Appellant does not take issue with the Beagle opinion. If we understand him correctly, he would, for all practical purposes, have us restrict the rationale of that opinion to a defendant who testifies on his own behalf in a criminal trial. Appellant suggests that no prejudice could possibly result from the disclosure of a prior felony conviction, such as murder, where the witness to be impeached is a witness for the prosecution. He suggests further that if the Beagle rule is applied to prosecution witnesses, it would contravene a defendant's Sixth Amendment right to confront and cross-examine witnesses who testify against him.

[1] The latitude of a trial judge to exclude prior felony convictions for impeachment purposes is, and rightly should be, greater as to defendants than for other witnesses; there is always a danger that if the jurors learn that the defendant suffered a prior felony conviction they will convict him merely because they believe that he is an evil person. [2a] Nonetheless, appellant's suggestion that the Beagle rule be restricted to defendants in criminal actions is not realistic. Section 788 of the Evidence Code applies to any witness and to criminal and civil trials; it is this section that the Supreme Court said must be read together with section 352 of the Evidence Code granting a trial judge discretion to exclude otherwise admissible evidence "if its probative value is substantially outweighed by the probability that its admission will ... create substantial danger of undue prejudice, ..." It would be anomalous to hold that a trial judge has no discretion to exclude evidence that a witness, other than a defendant in a criminal action, was convicted of a felony even though the felony was, for example, an aggravated assault committed many years earlier when the witness was young and immature.
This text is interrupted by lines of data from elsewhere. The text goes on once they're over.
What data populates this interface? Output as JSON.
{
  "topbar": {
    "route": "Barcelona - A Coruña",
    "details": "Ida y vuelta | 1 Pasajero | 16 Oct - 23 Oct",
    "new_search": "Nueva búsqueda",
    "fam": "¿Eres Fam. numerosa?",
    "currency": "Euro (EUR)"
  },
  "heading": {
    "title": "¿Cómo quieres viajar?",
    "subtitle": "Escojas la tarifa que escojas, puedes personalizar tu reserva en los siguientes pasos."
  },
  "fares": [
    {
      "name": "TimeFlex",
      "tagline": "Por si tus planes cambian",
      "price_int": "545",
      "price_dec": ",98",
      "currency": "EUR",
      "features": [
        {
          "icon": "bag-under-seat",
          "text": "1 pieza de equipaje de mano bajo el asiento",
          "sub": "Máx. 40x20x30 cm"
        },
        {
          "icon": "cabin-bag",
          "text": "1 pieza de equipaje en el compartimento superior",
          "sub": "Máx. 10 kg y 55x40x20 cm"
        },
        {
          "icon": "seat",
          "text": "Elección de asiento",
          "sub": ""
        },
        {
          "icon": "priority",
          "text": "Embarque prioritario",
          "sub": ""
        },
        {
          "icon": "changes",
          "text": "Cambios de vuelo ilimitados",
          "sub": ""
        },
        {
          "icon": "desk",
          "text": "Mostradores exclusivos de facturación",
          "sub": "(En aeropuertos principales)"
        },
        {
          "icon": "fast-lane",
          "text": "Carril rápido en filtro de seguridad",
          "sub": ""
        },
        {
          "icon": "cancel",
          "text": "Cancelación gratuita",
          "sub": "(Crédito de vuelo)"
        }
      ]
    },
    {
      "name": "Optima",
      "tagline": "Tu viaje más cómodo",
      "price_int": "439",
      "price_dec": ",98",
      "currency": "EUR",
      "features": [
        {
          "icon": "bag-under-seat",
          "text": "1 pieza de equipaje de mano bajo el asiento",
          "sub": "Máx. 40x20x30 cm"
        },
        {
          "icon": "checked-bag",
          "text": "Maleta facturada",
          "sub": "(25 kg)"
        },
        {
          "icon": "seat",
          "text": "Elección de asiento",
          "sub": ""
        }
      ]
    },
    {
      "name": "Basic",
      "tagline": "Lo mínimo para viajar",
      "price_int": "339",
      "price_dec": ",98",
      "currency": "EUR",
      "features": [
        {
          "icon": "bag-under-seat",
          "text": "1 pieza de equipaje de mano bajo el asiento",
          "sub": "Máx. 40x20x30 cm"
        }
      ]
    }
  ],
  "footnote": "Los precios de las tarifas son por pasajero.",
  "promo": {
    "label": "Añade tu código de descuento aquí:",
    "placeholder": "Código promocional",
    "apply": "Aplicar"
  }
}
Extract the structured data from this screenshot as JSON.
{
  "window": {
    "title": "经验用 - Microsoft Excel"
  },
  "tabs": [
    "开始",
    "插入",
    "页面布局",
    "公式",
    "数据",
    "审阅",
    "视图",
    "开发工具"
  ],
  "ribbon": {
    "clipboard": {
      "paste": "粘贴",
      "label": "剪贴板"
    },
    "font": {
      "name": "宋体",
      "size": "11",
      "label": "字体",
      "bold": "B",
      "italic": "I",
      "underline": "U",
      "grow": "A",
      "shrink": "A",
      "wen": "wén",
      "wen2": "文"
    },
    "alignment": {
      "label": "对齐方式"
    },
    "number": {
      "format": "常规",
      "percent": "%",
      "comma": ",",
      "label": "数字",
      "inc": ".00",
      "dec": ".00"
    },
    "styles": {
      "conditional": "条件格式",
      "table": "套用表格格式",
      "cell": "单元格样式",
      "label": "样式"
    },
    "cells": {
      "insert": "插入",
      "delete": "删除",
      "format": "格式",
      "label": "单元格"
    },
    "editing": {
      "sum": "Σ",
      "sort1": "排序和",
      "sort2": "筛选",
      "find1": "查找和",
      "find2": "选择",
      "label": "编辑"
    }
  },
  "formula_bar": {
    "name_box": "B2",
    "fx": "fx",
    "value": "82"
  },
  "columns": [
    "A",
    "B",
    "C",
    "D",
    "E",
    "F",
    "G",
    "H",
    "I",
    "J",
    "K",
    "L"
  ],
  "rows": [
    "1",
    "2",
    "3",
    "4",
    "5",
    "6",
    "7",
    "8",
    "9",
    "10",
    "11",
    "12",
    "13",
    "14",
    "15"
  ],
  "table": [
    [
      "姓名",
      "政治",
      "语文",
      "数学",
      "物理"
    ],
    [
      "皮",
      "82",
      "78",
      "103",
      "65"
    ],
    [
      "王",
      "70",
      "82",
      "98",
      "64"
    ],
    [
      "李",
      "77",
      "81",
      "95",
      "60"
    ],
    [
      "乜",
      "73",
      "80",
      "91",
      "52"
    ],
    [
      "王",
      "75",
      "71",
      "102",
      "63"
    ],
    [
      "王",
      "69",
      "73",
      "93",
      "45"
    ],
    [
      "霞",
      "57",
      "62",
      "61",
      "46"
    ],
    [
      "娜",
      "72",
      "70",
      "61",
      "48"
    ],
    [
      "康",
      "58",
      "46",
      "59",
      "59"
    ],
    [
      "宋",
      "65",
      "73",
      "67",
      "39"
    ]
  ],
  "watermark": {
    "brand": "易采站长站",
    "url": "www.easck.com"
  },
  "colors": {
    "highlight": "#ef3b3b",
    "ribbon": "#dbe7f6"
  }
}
[3] While the right of cross-examination is a fundamental constitutional right, it is not without limitation; it is subject to the legislative prerogative to adopt rules of evidence governing the conduct of trials, particularly where the rules are related to relevance. [2b] In California the impeachment of witnesses with evidence of prior convictions is a statutory right and, as at common law, is restricted to felonies. As a defendant in a criminal action may not impeach a witness by showing that he committed a misdemeanor although the misdemeanor is of the kind that would impugn the witness' veracity, so a defendant does not have the unqualified right to impeach a witness with evidence of a prior felony conviction if, under modern standards, the trial court determines that the nature of the felony has no bearing whatever on credibility and that the "probative value is substantially outweighed by the probability that its admission will ... create substantial danger of undue prejudice, ..." [32 Cal. App. 3d 705]

[4] We are reluctant to hold that the trial judge abused his discretion. If defense counsel attempted to impeach Marcelino by showing that he had committed a felony and that the felony was murder, the questions he asked were not in proper form. Furthermore, the court's ruling did not result in a miscarriage of justice. The jury obviously knew that Marcelino had been convicted of a crime; if Marcelino had been permitted to answer defense counsel's questions, presumably, his answers would have shown only that the nature of the crime was murder; trial counsel did not pursue the matter further. As the court said in Gordon v. United States, 383 F.2d 936, 940, "[a]cts of violence ... generally have little or no direct bearing on honesty and veracity."

The judgment is affirmed.

Brown (G. A.), P. J., and Franson, J., concurred.